Camminare è un atto di fede
Viaggiare. Homo viator, “uomo camminante”. Il viaggio è una delle metafore più consuete, nella storia del genere umano, per indicare una quantità di azioni e di condizioni profondamente connesse con il vivere stesso. Anche la vita, in quanto tale, è sovente una proverbiale metafora del viaggio.
Viaggiare è necessario. E, nel viaggiare, diviene spontaneo ambire a una meta sia quando si parte, sia quando si torna: anzi, in questo secondo caso la voglia di raggiungere la meta che rappresenta il punto dal quale si era partiti può divenire lancinante: la parola italiana “nostalgia” ha nel suo etimo il termine greco nòstos, “ritorno”.
Nella fenomenologia di tutti i culti religiosi è in qualche modo nota una dimensione analoga, affine o paragonabile a quella che i latini chiamavano peregrinatio: il viaggio alla ricerca di una meta giunti alla quale si entri in qualche modo in contatto con il Sacro e nella quale ci si possa stabilire fino alla morte o dalla quale si possa tornare portando a chi è restato a casa una testimonianza dell’obiettivo raggiunto.
Possiamo dire che le religioni si dividono ordinariamente in due grandi categorie. Da una parte quelle a struttura mitica e a carattere immanente, dove cioè il Divino è presente nella natura o nel cosmo. Dall’altra quelle a struttura storica e a carattere trascendente, dove il Divino sta al di sopra della natura e del cosmo, ma irrompe nella storia. Le prime sono quelle che noi definiamo solitamente “religioni naturali”; alle seconde, le “religioni rivelate”, appartengono propriamente solo le tre grandi religioni di ceppo abramitico.

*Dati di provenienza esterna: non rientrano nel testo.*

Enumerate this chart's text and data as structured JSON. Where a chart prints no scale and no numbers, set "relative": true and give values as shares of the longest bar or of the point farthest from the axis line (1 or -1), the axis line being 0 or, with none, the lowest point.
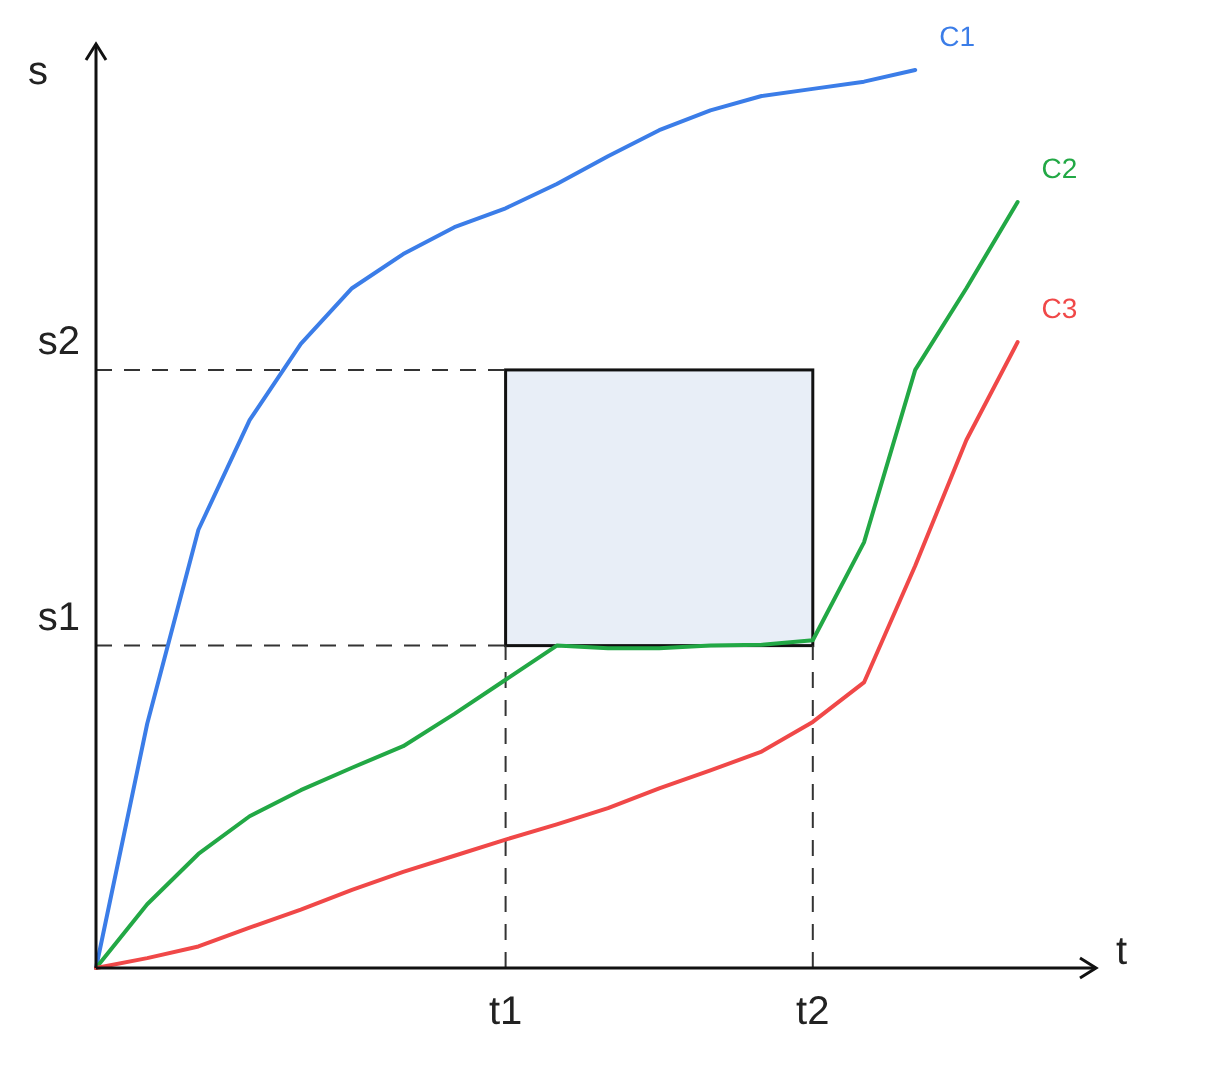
{
  "chart_data": {
    "type": "line",
    "xlabel": "t",
    "ylabel": "s",
    "relative": true,
    "categories": [
      null,
      null,
      null,
      null,
      null,
      null,
      null,
      null,
      "t1",
      null,
      null,
      null,
      null,
      null,
      "t2",
      null,
      null,
      null,
      null
    ],
    "ref_lines": [
      {
        "axis": "y",
        "value": 0.359,
        "label": "s1",
        "line_style": "dashed"
      },
      {
        "axis": "y",
        "value": 0.666,
        "label": "s2",
        "line_style": "dashed"
      }
    ],
    "line_style": "solid",
    "series": [
      {
        "name": "C1",
        "color": "#3b7de8",
        "values": [
          0,
          0.272,
          0.488,
          0.61,
          0.695,
          0.757,
          0.795,
          0.825,
          0.846,
          0.873,
          0.904,
          0.933,
          0.955,
          0.971,
          0.979,
          0.987,
          1,
          null,
          null
        ]
      },
      {
        "name": "C2",
        "color": "#22a845",
        "values": [
          0,
          0.071,
          0.127,
          0.169,
          0.198,
          0.223,
          0.247,
          0.283,
          0.321,
          0.359,
          0.356,
          0.356,
          0.359,
          0.36,
          0.365,
          0.474,
          0.666,
          0.757,
          0.853
        ]
      },
      {
        "name": "C3",
        "color": "#f04848",
        "values": [
          0,
          0.011,
          0.024,
          0.045,
          0.065,
          0.087,
          0.107,
          0.125,
          0.143,
          0.16,
          0.178,
          0.2,
          0.22,
          0.241,
          0.274,
          0.318,
          0.448,
          0.588,
          0.697
        ]
      }
    ]
  }
}
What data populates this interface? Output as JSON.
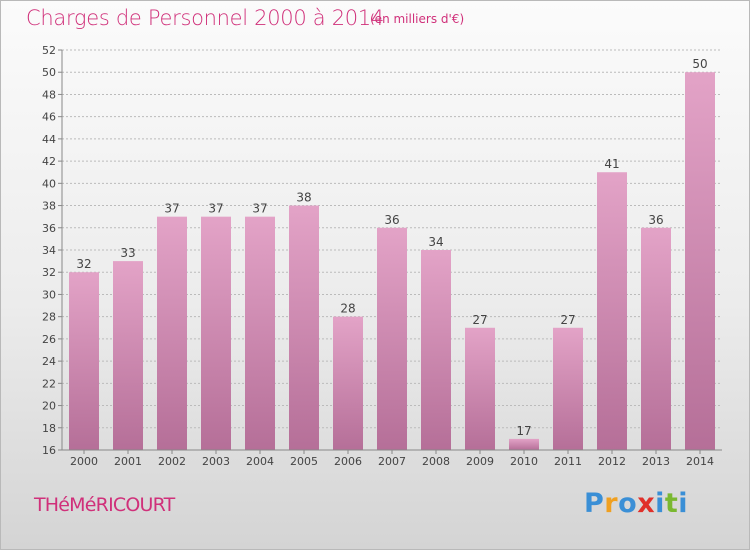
{
  "header": {
    "title": "Charges de Personnel 2000 à 2014",
    "subtitle": "(en milliers d'€)"
  },
  "footer": {
    "town": "THéMéRICOURT",
    "logo_letters": [
      {
        "char": "P",
        "color": "#3a8fd6"
      },
      {
        "char": "r",
        "color": "#f0a020"
      },
      {
        "char": "o",
        "color": "#3a8fd6"
      },
      {
        "char": "x",
        "color": "#e0302a"
      },
      {
        "char": "i",
        "color": "#3a8fd6"
      },
      {
        "char": "t",
        "color": "#7ab830"
      },
      {
        "char": "i",
        "color": "#3a8fd6"
      }
    ]
  },
  "colors": {
    "title": "#d0307a",
    "bar_top": "#e3a3c7",
    "bar_bottom": "#b56f98",
    "gridline": "#bbbbbb",
    "axis": "#888888",
    "text": "#444444"
  },
  "chart_data": {
    "type": "bar",
    "title": "Charges de Personnel 2000 à 2014",
    "subtitle": "(en milliers d'€)",
    "categories": [
      "2000",
      "2001",
      "2002",
      "2003",
      "2004",
      "2005",
      "2006",
      "2007",
      "2008",
      "2009",
      "2010",
      "2011",
      "2012",
      "2013",
      "2014"
    ],
    "values": [
      32,
      33,
      37,
      37,
      37,
      38,
      28,
      36,
      34,
      27,
      17,
      27,
      41,
      36,
      50
    ],
    "xlabel": "",
    "ylabel": "",
    "ylim": [
      16,
      52
    ],
    "yticks": [
      16,
      18,
      20,
      22,
      24,
      26,
      28,
      30,
      32,
      34,
      36,
      38,
      40,
      42,
      44,
      46,
      48,
      50,
      52
    ],
    "grid": true,
    "legend": "none"
  }
}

Il pellegrino delle “religioni naturali” si mette in viaggio per raggiungere un luogo nel quale il Sacro sia in qualche modo raggiungibile e attingibile, e dal contatto con il quale si possa assorbire la sua energia: una fonte, una montagna, un vulcano, una grotta, un oggetto, un monumento o manufatto di speciale valore, qualcosa al quale appunto si conferisce un valore o una forza sacrali: ad esempio i bethelim, le “pietre nere” nelle antiche religioni semitiche; oppure la pietra a struttura ogivale di Delfi, l’omphalos, inteso come centro cosmico irradiante energia.
Il pellegrino delle “religioni rivelate” procede invece verso una meta che costituisce la testimonianza storica del contatto con il Divino e che è quindi “santificante”: gli oggetti in qualche modo pertinenti a tale testimonianza sono quelli che i greci definivano leipsana e i latini pignora, le “reliquie”, che con la loro stessa esistenza costituiscono una prova del patto che in un certo luogo e in un certo tempo è stato stipulato tra Dio e l’uomo. Dal momento che si tratta appunto di una dimensione abramitica, la sostanza di quel patto è presente nelle Sacre Scritture che ne garantiscono la veridicità: per gli ebrei il monte Moriah, sul quale secondo la tradizione Dio aveva prescritto ad Abramo d’immolargli in sacrificio il figlio Isacco, e sulla cima del quale Salomone fece erigere il Tempio di Gerusalemme; per i cristiani il complesso dei Luoghi Santi identificati in età costantiniana, sempre a Gerusalemme, come la tomba di Gesù e le adiacenti alture del Calvario e la cisterna della Vera Croce; per i musulmani la Santa Kaaba della Mecca.
Tali luoghi furono e restano ancor oggi mete sacrali di un pellegrinaggio che i fedeli delle tre religioni sorelle ritengono, sia pure in diverso modo e con differente perentorietà, importante compiere: la aliah gli ebrei, la peregrinatio i cristiani, lo hajj i musulmani. Naturalmente, vi sono anche per ognuna delle tre fedi altre mete di pellegrinaggio, spesso secondarie ma non di rado molto importanti.
I primi cristiani, usciti dall’ambiente ebraico, mantennero amore e rispetto per Gerusalemme: ma fino dal I secolo, con gli apostoli Pietro e Paolo, elessero a loro nuova città santa, accanto a quella di Salomone e di Gesù, la Città Eterna. È dunque alla sacralità di Roma che bisogna guardare, specie alla vigilia di un Anno Santo, di un Giubileo. Alla domanda del grande perdono è profondamente connessa la Via Francigena.